There's a big caution sign appearing in front of the government's generous program to let borrowers cap their monthly student loan payments to a percentage of their earnings. Use of so-called income-driven plans could cost $22 billion more than the government expected, raising concerns about the sustainability of a cornerstone of the Obama administration's education policy.
Although Politico, which first reported the expense, called it a shortfall, budget analysts say it's not a deficit but rather a revised estimate of costs. The expense was tucked into a footnote of Obama's 2016 budget proposal. It is largely based on the increased use of Pay As You Earn, a repayment plan for federal loans that caps borrower's monthly bill to 10 percent of their income and forgives the debt after 20 years of payment.
It has taken a while for borrowers to warm up to these plans, mainly because so few have known of their existence. But now that more people are on board, the costs are starting to rise, according to revised estimates from federal budget analysts.
Obama wants all struggling borrowers with government loans to be eligible for the plan, not just the ones who took out debt after 2007. But if that $21.8 billion is the harbinger of things to come, it could become difficult to justify the program to taxpayers.
Still, with national student debt approaching $1.3 trillion and many young graduates struggling to find jobs that pay enough to cover their monthly payments, the government's flexible repayment plans are critical.
People who miss out are more likely to default on their student debt, which comes with serious consequences. Defaulting on student debt can severely damage a person’s credit rating, making it much harder to buy a car or a house or get a credit card.
Income-driven plans are designed to prevent borrowers from defaulting on their loans, a problem faced by about 20 percent of people repaying college debt.
As the White House has redoubled its efforts to get the word out, there has been a significant increase in the number of people signing up for the plans. The percentage of people enrolled in the programs at the end of September increased 64 percent from the same time a year earlier, according to the Education Department.
"Pay-As-You-Earn will ultimately serve taxpayers well by helping students avoid default and ensuring students are able to responsibly manage their debt as they repay their student loans," said an official in the White House budget office. "It will strengthen the economy by encouraging more young people to go to college and by lifting the burden of unaffordable debt off of recent graduates."
To be clear, $22 billion represents about 2 percent of the federal student loan program.
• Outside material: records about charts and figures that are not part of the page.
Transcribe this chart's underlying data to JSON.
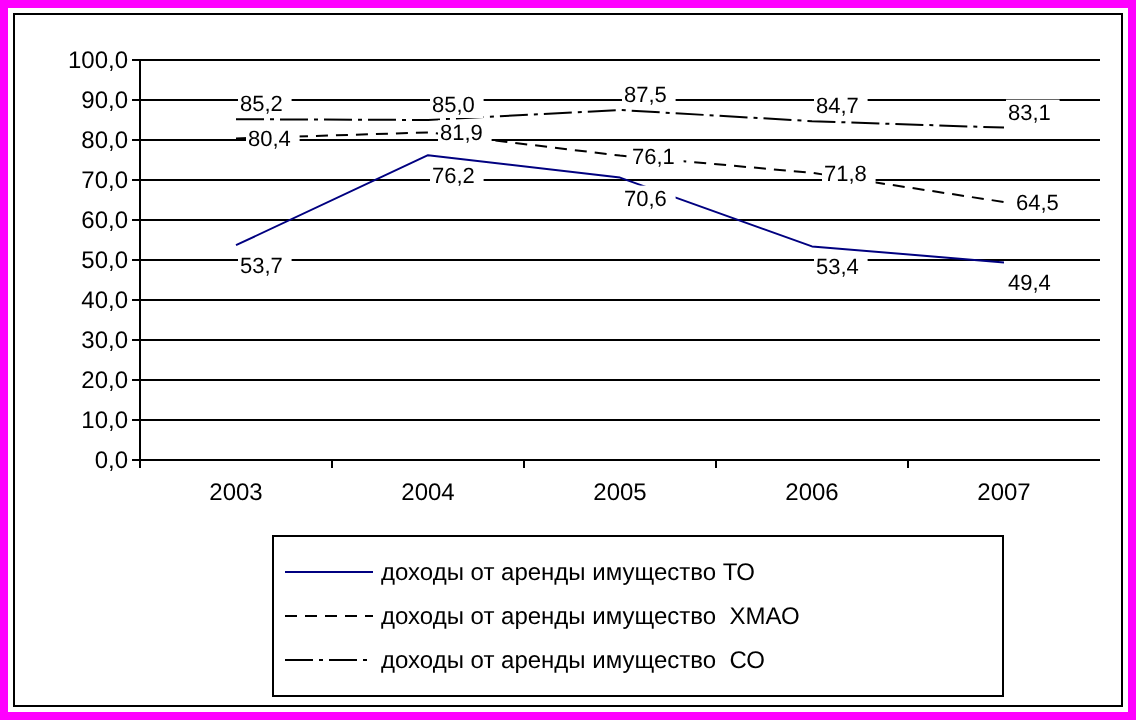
{
  "chart_data": {
    "type": "line",
    "categories": [
      "2003",
      "2004",
      "2005",
      "2006",
      "2007"
    ],
    "series": [
      {
        "name": "доходы от аренды имущество ТО",
        "color": "#000080",
        "line_style": "solid",
        "values": [
          53.7,
          76.2,
          70.6,
          53.4,
          49.4
        ],
        "value_labels": [
          "53,7",
          "76,2",
          "70,6",
          "53,4",
          "49,4"
        ]
      },
      {
        "name": "доходы от аренды имущество  ХМАО",
        "color": "#000000",
        "line_style": "dashed",
        "values": [
          80.4,
          81.9,
          76.1,
          71.8,
          64.5
        ],
        "value_labels": [
          "80,4",
          "81,9",
          "76,1",
          "71,8",
          "64,5"
        ]
      },
      {
        "name": "доходы от аренды имущество  СО",
        "color": "#000000",
        "line_style": "dashdot",
        "values": [
          85.2,
          85.0,
          87.5,
          84.7,
          83.1
        ],
        "value_labels": [
          "85,2",
          "85,0",
          "87,5",
          "84,7",
          "83,1"
        ]
      }
    ],
    "ylim": [
      0,
      100
    ],
    "yticks": [
      {
        "value": 0,
        "label": "0,0"
      },
      {
        "value": 10,
        "label": "10,0"
      },
      {
        "value": 20,
        "label": "20,0"
      },
      {
        "value": 30,
        "label": "30,0"
      },
      {
        "value": 40,
        "label": "40,0"
      },
      {
        "value": 50,
        "label": "50,0"
      },
      {
        "value": 60,
        "label": "60,0"
      },
      {
        "value": 70,
        "label": "70,0"
      },
      {
        "value": 80,
        "label": "80,0"
      },
      {
        "value": 90,
        "label": "90,0"
      },
      {
        "value": 100,
        "label": "100,0"
      }
    ],
    "grid": "y",
    "legend": "bottom",
    "marker": "none"
  }
}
That number is based on current and future cash flow over the life of the loan, so it's liable to change if borrowers repay faster.
What's more, there is no escaping repaying federal loans. Uncle Sam will find you, take your tax refund or garnish your wages, even your social security check—meaning there is limited risk of the government losing money. And as graduates repay their loans over the next decade, the government is projected to yield $135 billion, according to the Congressional Budget Office. That's just an estimate, but you get the point.
The president's budget does propose reforms to the repayment plan, including limiting the participation of graduate students and removing the cap as people earn more, that is project to save $14 billion over 10 years.
Still, the increased cost of the repayment plans raises questions about where government subsidies for higher education should be applied.
For years, federal policy largely focused on helping needy students through Pell Grants and education tax credits on the front end. But as more student began leaving college with crushing amounts of debt, the government started to look at initiatives to help people on the back end through income-driven plans.
It's hard to argue against the need for Pell or income-driven plans in face of sky-high tuition and stagnant wages, but a growing number of policy wonks are questioning whether tax credits and deductions are the best use of scarce resources, said Terry Hartle, senior vice president at the American Council on Education, which represents colleges and universities.
"Trading tax breaks for increased Pell or better loan repayment options is intellectually appealing, but it is politically and practically impossible to pull off," he said.
Under federal budget rules you can't take money from tax code savings and put it in an entitlement or discretionary program. And then there is the practical problem. People like, and have come to rely on, their tax breaks—as we saw with the push back against the president's proposal to end a tax benefit of 529 plans.